The controlling strict constructionist test in effect today was set forth by Justice Scalia in Alexander v. Sandoval, 532 U.S. 275, in which the key issue is whether the text and structure of the statute alone reveal whether Congress intended to create a private right of action. Under Sandoval, contextual evidence of legislative intent is relevant only insofar as it clarifies the meaning of the text.

State law

Even though Cort was effectively overruled, many states still use the first three Cort factors for their general test for determining whether an implied private cause of action exists under a state statute, including Colorado, Connecticut, Hawaii, Iowa, New York, Pennsylvania, Tennessee, West Virginia, and Washington.

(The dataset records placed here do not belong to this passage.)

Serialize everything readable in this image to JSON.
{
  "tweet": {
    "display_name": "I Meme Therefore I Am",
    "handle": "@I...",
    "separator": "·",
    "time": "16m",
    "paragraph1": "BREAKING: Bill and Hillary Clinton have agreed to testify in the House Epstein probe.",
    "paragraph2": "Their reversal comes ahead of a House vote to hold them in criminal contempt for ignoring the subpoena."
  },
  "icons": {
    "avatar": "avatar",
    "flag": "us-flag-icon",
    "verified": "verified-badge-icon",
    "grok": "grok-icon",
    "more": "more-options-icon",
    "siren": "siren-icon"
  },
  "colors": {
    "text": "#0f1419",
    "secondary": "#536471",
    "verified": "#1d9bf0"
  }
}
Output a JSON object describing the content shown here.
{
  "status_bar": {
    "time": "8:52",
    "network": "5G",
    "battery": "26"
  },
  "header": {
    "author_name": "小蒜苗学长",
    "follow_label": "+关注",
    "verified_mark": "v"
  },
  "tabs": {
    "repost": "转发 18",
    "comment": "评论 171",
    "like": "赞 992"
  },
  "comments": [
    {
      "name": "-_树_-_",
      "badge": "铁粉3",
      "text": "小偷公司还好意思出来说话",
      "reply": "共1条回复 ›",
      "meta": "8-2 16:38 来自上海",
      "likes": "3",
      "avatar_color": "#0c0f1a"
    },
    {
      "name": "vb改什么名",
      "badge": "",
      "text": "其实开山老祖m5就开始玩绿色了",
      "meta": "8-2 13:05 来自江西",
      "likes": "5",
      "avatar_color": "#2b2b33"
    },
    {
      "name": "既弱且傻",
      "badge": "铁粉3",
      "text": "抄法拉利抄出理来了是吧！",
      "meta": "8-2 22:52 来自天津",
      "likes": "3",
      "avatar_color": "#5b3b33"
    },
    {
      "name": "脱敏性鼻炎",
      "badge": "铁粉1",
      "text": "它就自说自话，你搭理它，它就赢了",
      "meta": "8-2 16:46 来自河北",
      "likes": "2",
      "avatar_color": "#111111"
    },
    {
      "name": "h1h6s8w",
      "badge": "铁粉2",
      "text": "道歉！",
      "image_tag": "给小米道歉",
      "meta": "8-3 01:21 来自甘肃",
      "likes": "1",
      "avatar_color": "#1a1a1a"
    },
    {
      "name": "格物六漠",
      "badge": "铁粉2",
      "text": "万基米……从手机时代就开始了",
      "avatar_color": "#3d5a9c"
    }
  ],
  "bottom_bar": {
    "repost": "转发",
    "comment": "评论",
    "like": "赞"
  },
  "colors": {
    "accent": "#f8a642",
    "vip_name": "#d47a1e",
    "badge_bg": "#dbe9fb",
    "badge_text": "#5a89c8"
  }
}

Historically, Texas courts had wandered around in a chaotic fashion between the Cort test and a liberal construction test roughly similar to the old Borak test, but in 2004, the Texas Supreme Court overruled both and adopted the textualist Sandoval test.
Some states have developed their own tests independently of the Borak, Cort, and Sandoval line of federal cases. For example, prior to 1988, California courts used a vague liberal construction test, under which any statute "embodying a public policy" was privately enforceable by any injured member of the public for whose benefit the statute was enacted. This was most unsatisfactory to conservatives on the Supreme Court of California, such as Associate Justice Frank K. Richardson, who articulated a strict constructionist view in a 1979 dissenting opinion. As Richardson saw it, the Legislature's silence on the issue of whether a cause of action existed to enforce a statute should be interpreted as the Legislature's intent to not create such a cause of action.

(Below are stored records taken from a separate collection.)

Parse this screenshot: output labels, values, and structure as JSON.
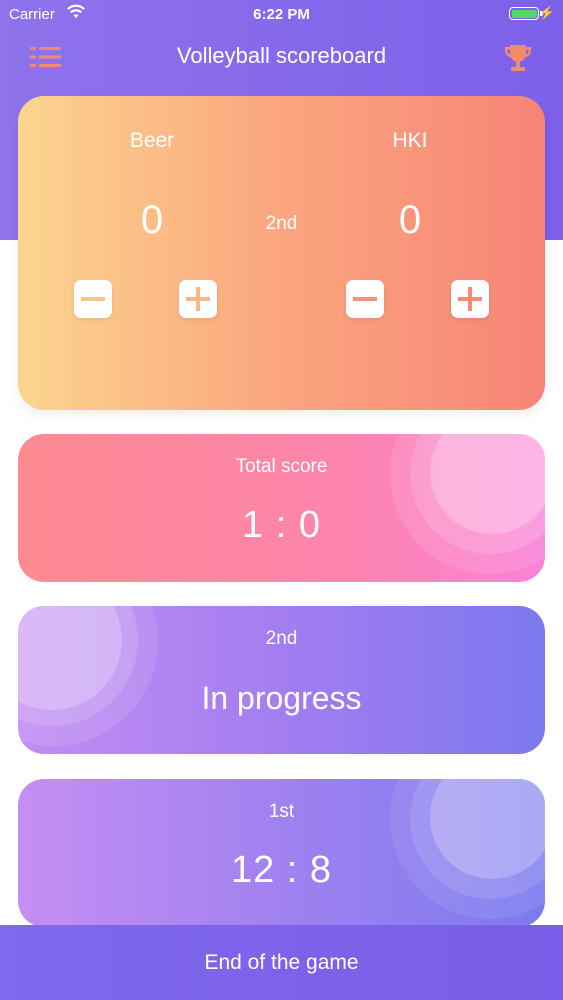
{
  "status_bar": {
    "carrier": "Carrier",
    "time": "6:22 PM"
  },
  "header": {
    "title": "Volleyball scoreboard",
    "menu_icon": "menu-list-icon",
    "trophy_icon": "trophy-icon"
  },
  "scoreboard": {
    "team_a": {
      "name": "Beer",
      "score": "0"
    },
    "team_b": {
      "name": "HKI",
      "score": "0"
    },
    "current_set": "2nd"
  },
  "total_score": {
    "label": "Total score",
    "value": "1 : 0"
  },
  "current_set_card": {
    "label": "2nd",
    "status": "In progress"
  },
  "set_cards": [
    {
      "label": "1st",
      "score": "12 : 8"
    }
  ],
  "footer": {
    "end_label": "End of the game"
  },
  "colors": {
    "header_purple": "#7c60ea",
    "accent_orange": "#f28a6e",
    "battery_green": "#4cd964"
  }
}
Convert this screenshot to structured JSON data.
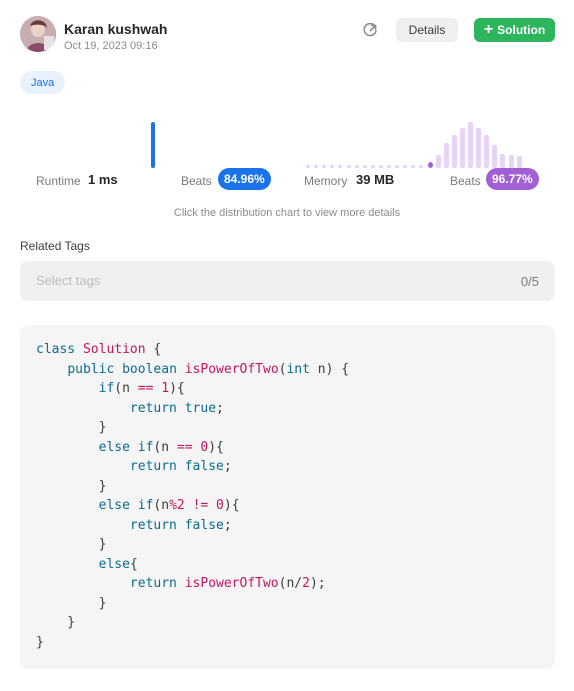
{
  "user": {
    "name": "Karan kushwah",
    "date": "Oct 19, 2023 09:16"
  },
  "header": {
    "details_label": "Details",
    "solution_label": "Solution"
  },
  "language_tag": "Java",
  "runtime": {
    "label": "Runtime",
    "value": "1 ms",
    "beats_label": "Beats",
    "beats_value": "84.96%"
  },
  "memory": {
    "label": "Memory",
    "value": "39 MB",
    "beats_label": "Beats",
    "beats_value": "96.77%"
  },
  "chart_hint": "Click the distribution chart to view more details",
  "related_tags": {
    "label": "Related Tags",
    "placeholder": "Select tags",
    "count": "0/5"
  },
  "colors": {
    "runtime_accent": "#1a73e8",
    "memory_accent": "#a25fd6",
    "memory_bar_light": "#e6d3f5",
    "solution_button": "#2db55d"
  },
  "code_lines": [
    "class Solution {",
    "    public boolean isPowerOfTwo(int n) {",
    "        if(n == 1){",
    "            return true;",
    "        }",
    "        else if(n == 0){",
    "            return false;",
    "        }",
    "        else if(n%2 != 0){",
    "            return false;",
    "        }",
    "        else{",
    "            return isPowerOfTwo(n/2);",
    "        }",
    "    }",
    "}"
  ]
}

In November 1986, Chief Justice Rose Bird and two fellow liberal colleagues were ejected from the court by the state's electorate for opposing the death penalty. Bird's replacement, Chief Justice Malcolm M. Lucas, authored an opinion in 1988 that adopted Richardson's strict constructionist view with regard to the interpretation of the California Insurance Code. A 2008 decision by the Court of Appeal and a 2010 decision by the Supreme Court itself finally established that Justice Richardson's strict constructionism as adopted by the Lucas court would retroactively apply to all California statutes. In the 2010 decision in Lu v. Hawaiian Gardens Casino, Justice Ming Chin wrote for a unanimous court that "we begin with the premise that a violation of a state statute does not necessarily give rise to a private cause of action."